Quando a encontrei, ela já estava com os olhos fundos e pequenos, mergulhados na melancolia do samba bem tocado e da cerveja bem gelada. Escrevia freneticamente num pedaço de guardanapo todas as suas angústias esperando do papel os ouvidos atenciosos, que nessa hora, estavam ocupados demais com aquele samba. Sentei por perto, silenciosamente, tentando compreender o que se passava. Com os movimentos vagarosamente alcoolizados, ela pousou o guardanapo todo rabiscado na minha frente e me pediu para que lesse. Li atentamente aquele aglomerado de palavras tentando compreender psicografia do medo do amor. Porque era mais fácil que o amor fosse espírito do que realidade. O que é etéreo não machuca, só assusta.

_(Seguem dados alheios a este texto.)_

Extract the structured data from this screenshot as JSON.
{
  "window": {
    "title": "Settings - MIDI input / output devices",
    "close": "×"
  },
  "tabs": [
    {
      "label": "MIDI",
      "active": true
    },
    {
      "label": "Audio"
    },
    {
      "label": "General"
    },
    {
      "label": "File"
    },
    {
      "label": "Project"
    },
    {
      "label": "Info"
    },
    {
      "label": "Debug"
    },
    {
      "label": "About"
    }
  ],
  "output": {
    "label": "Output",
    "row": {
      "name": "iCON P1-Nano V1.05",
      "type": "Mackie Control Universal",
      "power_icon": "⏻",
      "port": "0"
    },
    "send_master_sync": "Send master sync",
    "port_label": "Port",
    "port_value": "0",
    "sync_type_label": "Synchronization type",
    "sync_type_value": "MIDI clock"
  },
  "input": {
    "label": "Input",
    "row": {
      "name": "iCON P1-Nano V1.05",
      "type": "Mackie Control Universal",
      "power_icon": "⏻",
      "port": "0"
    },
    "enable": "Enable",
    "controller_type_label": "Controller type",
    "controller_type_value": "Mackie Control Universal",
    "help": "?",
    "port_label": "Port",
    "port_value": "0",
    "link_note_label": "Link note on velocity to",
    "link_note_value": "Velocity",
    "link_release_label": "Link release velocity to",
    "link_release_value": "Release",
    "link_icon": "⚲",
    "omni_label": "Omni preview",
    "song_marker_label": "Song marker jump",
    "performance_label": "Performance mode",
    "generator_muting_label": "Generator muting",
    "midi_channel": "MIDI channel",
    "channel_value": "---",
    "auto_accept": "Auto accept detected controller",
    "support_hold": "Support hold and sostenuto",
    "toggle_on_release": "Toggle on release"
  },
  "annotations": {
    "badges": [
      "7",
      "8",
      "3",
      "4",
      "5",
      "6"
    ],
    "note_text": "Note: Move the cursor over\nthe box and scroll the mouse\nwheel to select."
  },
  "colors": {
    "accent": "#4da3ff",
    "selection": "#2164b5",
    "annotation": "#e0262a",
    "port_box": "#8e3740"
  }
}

E aquela cena me lembrou muito um trecho de “O pequeno príncipe” em que, ao encontrar um bêbado ele faz a seguinte pergunta “Porque você bebe?”, e o bêbado responde “Bebo para esquecer”. Intrigado o principezinho retruca “esquecer o quê?” e o bêbado responde “esquecer a vergonha que eu tenho de beber”. E assim, exatamente dessa forma, ela me apresentava o amor: como se ele fosse para nunca ser vivido, afim de nós nos poupássemos da nossa autêntica fragilidade humana.
Ai ela me perguntou sobre aquilo que eu compreendia da subjetividade da sua psicografia maluca. E eu, com a sinceridade que somente o álcool permite, respondi que muito pouco. Mas na verdade eu compreendia muito, e, de certa forma pactuava a sua vontade de transformar o amor em algo tão distante da realidade, que a paixão, quando acabasse, fosse como se nunca tivesse existido.
E seria então tudo mágico, se não houvesse o nosso desespero humano de esperar a mensagem do celular, o convite para o aniversário que não veio, o sorriso que iluminava os segundos perdidos do nosso dia. Seria mágico se o medo não fizesse a gente martelar na nossa testa a palavra “amiga”, para conter aquela vontade incontida se ser amor.
E a minha amiga estava ali, incontida e frágil em cima de um papel rabiscado, tentando enfim traçar a receita mágica da paixão indolor.
Receita que eu também não sei. Mas se eu pudesse te dizer, diria que o único amor que dói é aquele que a agente não viveu. Porque aquele que a gente viveu mas não deu certo, o tempo cura.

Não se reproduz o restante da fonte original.